Maximen der Stadtplanung in Hinsicht auf den Ensembleschutz

  • Strukturen von historischer Bedeutung (Gebäude, Bodenmerkmale) sind nach Kräften zu pflegen und der Nachwelt zu erhalten.

  • Neugestaltungsmaßnahmen innerhalb eines historischen Ensembles haben sich auf jeden Fall vorrangig am historischen Bestand zu orientieren und sich diesem ggf. unterzuordnen.

  • Wenn der historische Bestand bereits durch frühere Maßnahmen ungünstig verändert oder gar beseitigt wurde, dann ist er nach Kräften in seiner ursprünglichen Verfassung wiederherzustellen.

  • Sollten historische Vorbilder aus mehreren Epochen nachzuweisen sein, so ist sorgfältig abzuwägen, welchem früheren Zustand der Vorzug der Wiederherstellung gegeben wird.

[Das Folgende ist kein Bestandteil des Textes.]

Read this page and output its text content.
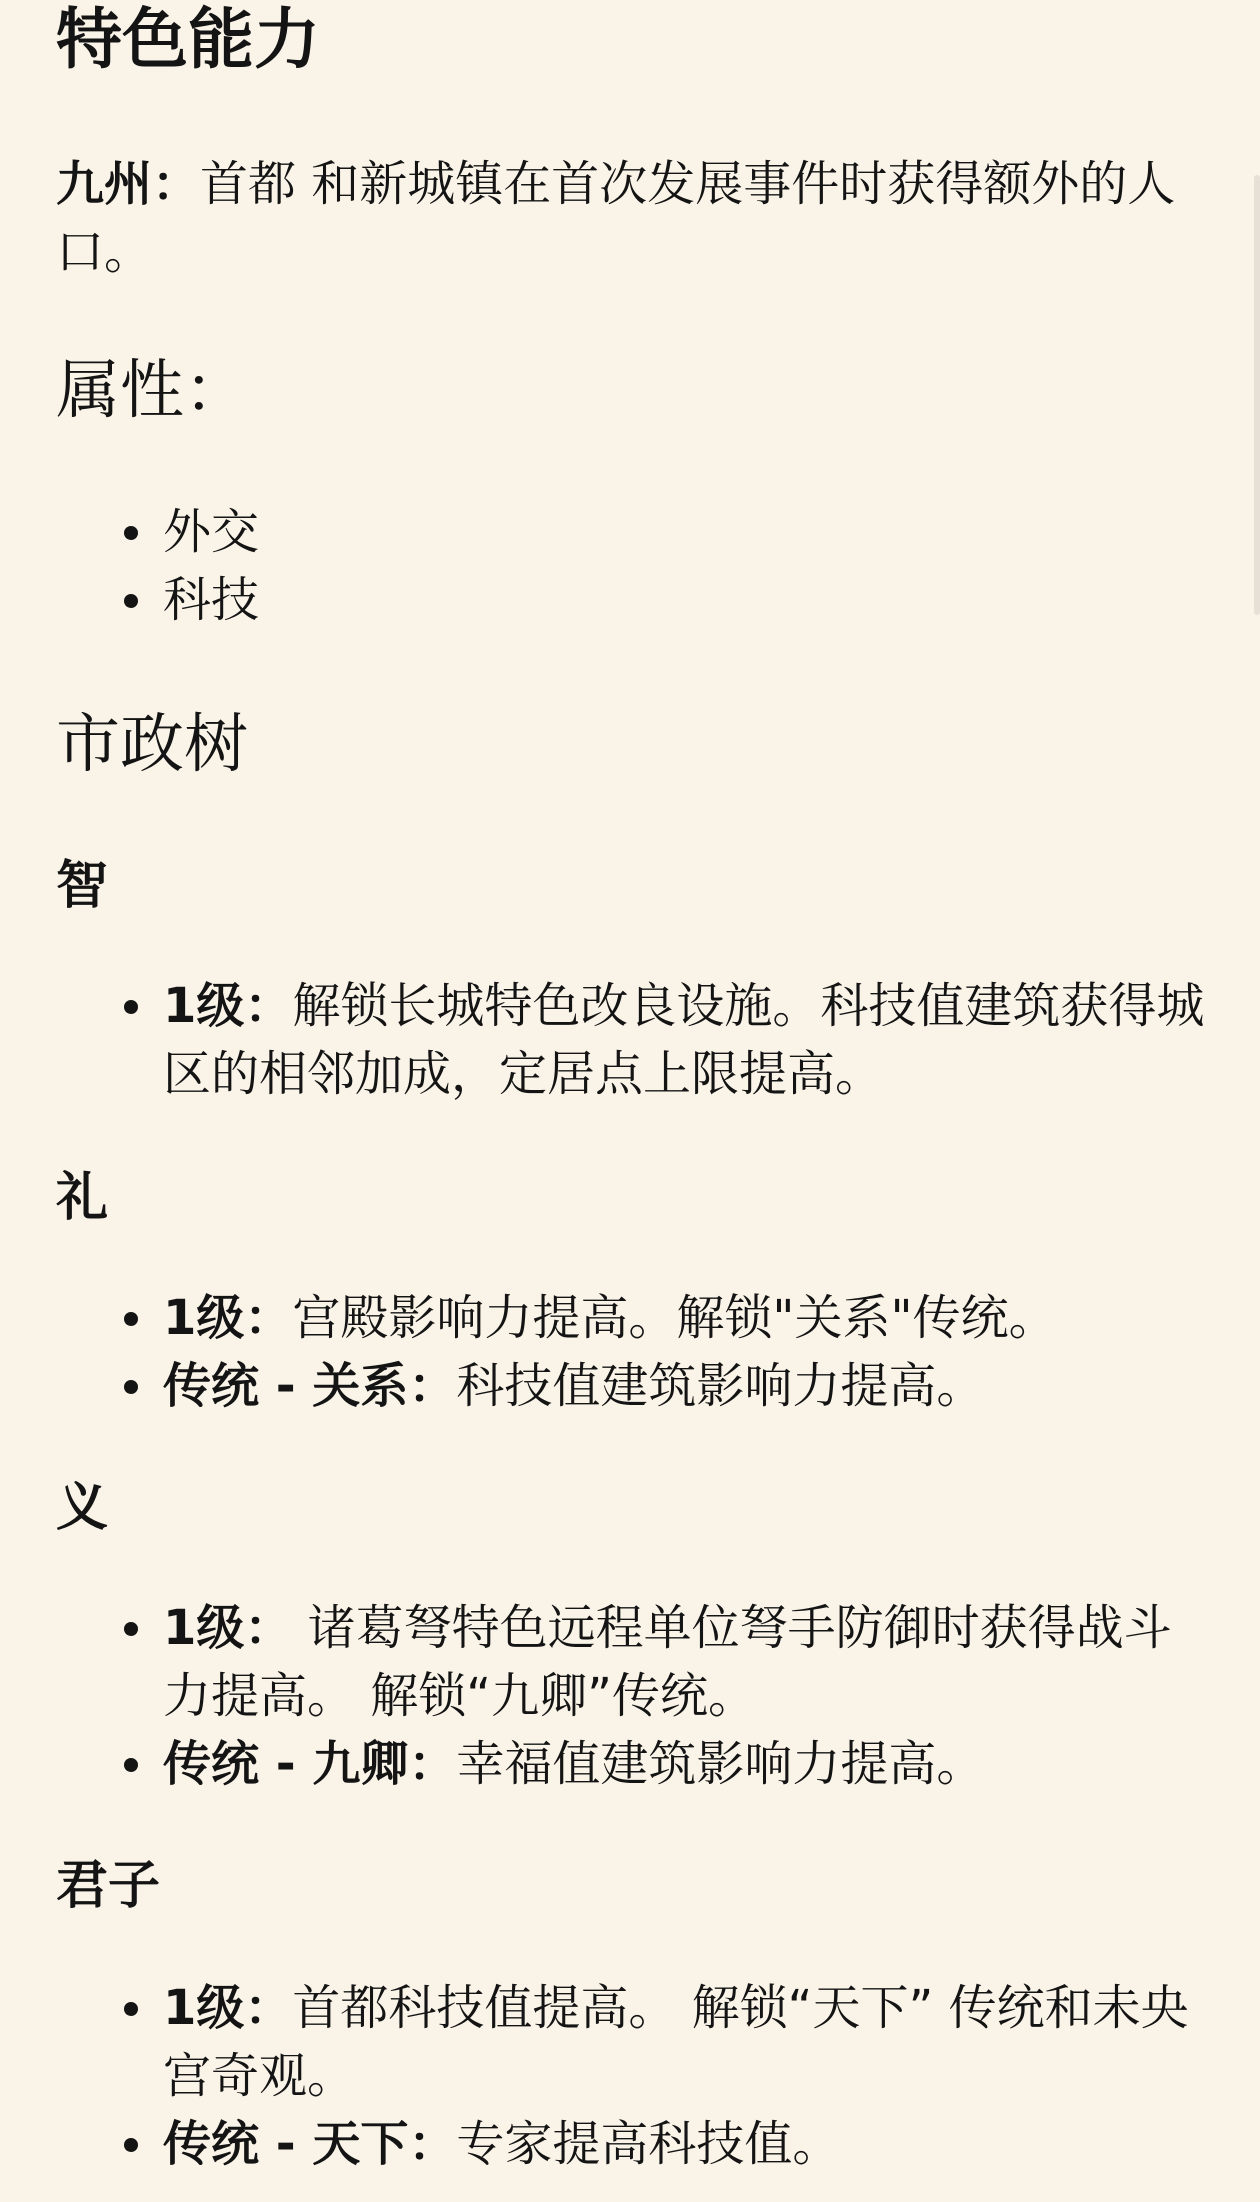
特色能力
九州：首都 和新城镇在首次发展事件时获得额外的人口。
属性：
外交
科技
市政树
智
1级：解锁长城特色改良设施。科技值建筑获得城区的相邻加成，定居点上限提高。
礼
1级：宫殿影响力提高。解锁"关系"传统。
传统 - 关系：科技值建筑影响力提高。
义
1级： 诸葛弩特色远程单位弩手防御时获得战斗力提高。 解锁“九卿”传统。
传统 - 九卿：幸福值建筑影响力提高。
君子
1级：首都科技值提高。 解锁“天下” 传统和未央宫奇观。
传统 - 天下：专家提高科技值。
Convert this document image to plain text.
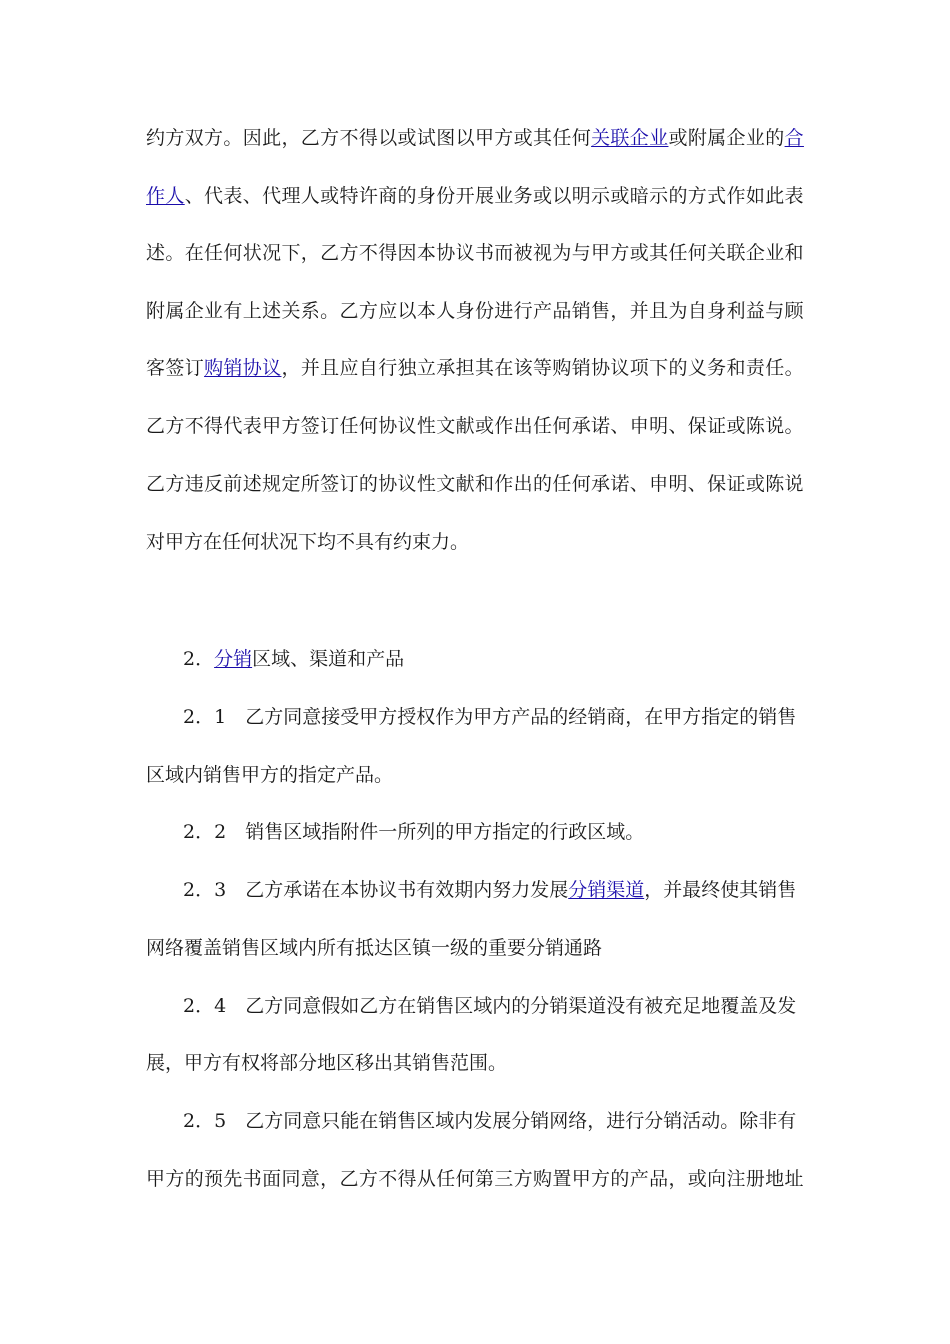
约方双方。因此，乙方不得以或试图以甲方或其任何关联企业或附属企业的合
作人、代表、代理人或特许商的身份开展业务或以明示或暗示的方式作如此表
述。在任何状况下，乙方不得因本协议书而被视为与甲方或其任何关联企业和
附属企业有上述关系。乙方应以本人身份进行产品销售，并且为自身利益与顾
客签订购销协议，并且应自行独立承担其在该等购销协议项下的义务和责任。
乙方不得代表甲方签订任何协议性文献或作出任何承诺、申明、保证或陈说。
乙方违反前述规定所签订的协议性文献和作出的任何承诺、申明、保证或陈说
对甲方在任何状况下均不具有约束力。
2．分销区域、渠道和产品
2．1 乙方同意接受甲方授权作为甲方产品的经销商，在甲方指定的销售
区域内销售甲方的指定产品。
2．2 销售区域指附件一所列的甲方指定的行政区域。
2．3 乙方承诺在本协议书有效期内努力发展分销渠道，并最终使其销售
网络覆盖销售区域内所有抵达区镇一级的重要分销通路
2．4 乙方同意假如乙方在销售区域内的分销渠道没有被充足地覆盖及发
展，甲方有权将部分地区移出其销售范围。
2．5 乙方同意只能在销售区域内发展分销网络，进行分销活动。除非有
甲方的预先书面同意，乙方不得从任何第三方购置甲方的产品，或向注册地址
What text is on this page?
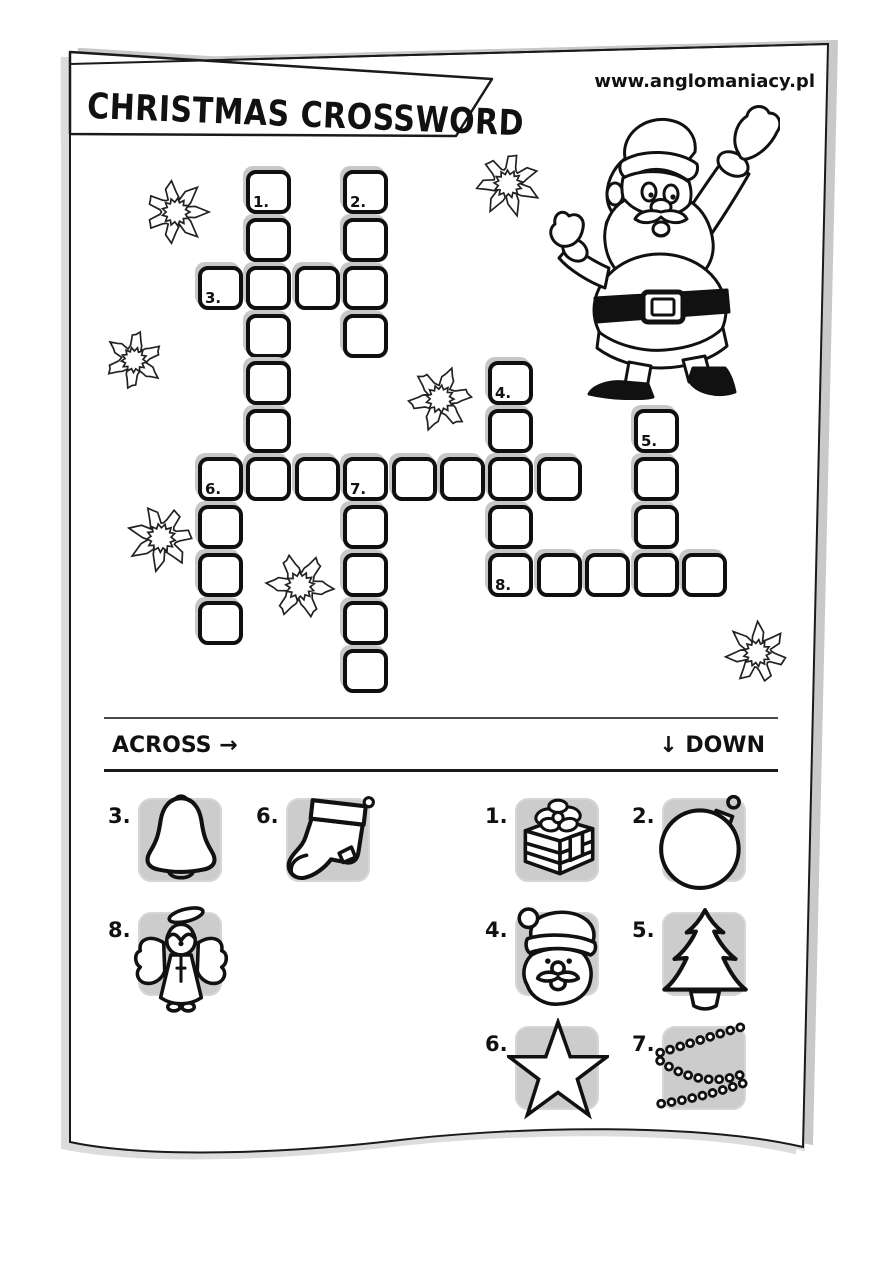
CHRISTMAS CROSSWORD
www.anglomaniacy.pl
1.	2.
3.
4.
5.
6.	7.
8.
ACROSS →	↓ DOWN
3.	6.
8.
1.	2.
4.	5.
6.	7.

  • Nur für den Fall, dass historische Vorbilder gänzlich fehlen oder aus unabänderlichen und triftigen Gründen nicht nachvollzogen werden können, oder Eingriffe aus dringender sachlicher Notwendigkeit erfolgen müssen, sind jetztzeitliche Neugestaltungsmaßnahmen innerhalb eines historischen Ensembles statthaft. Aber selbst diese müssen sich stilistisch und inhaltlich nach Kräften dem historischen Gesamtkontext unterzuordnen.

  • Alle Maßnahmen und Einrichtungen, die den historischen Bestand faktisch oder ideell entwerten oder abschwächen, sind zu unterbleiben.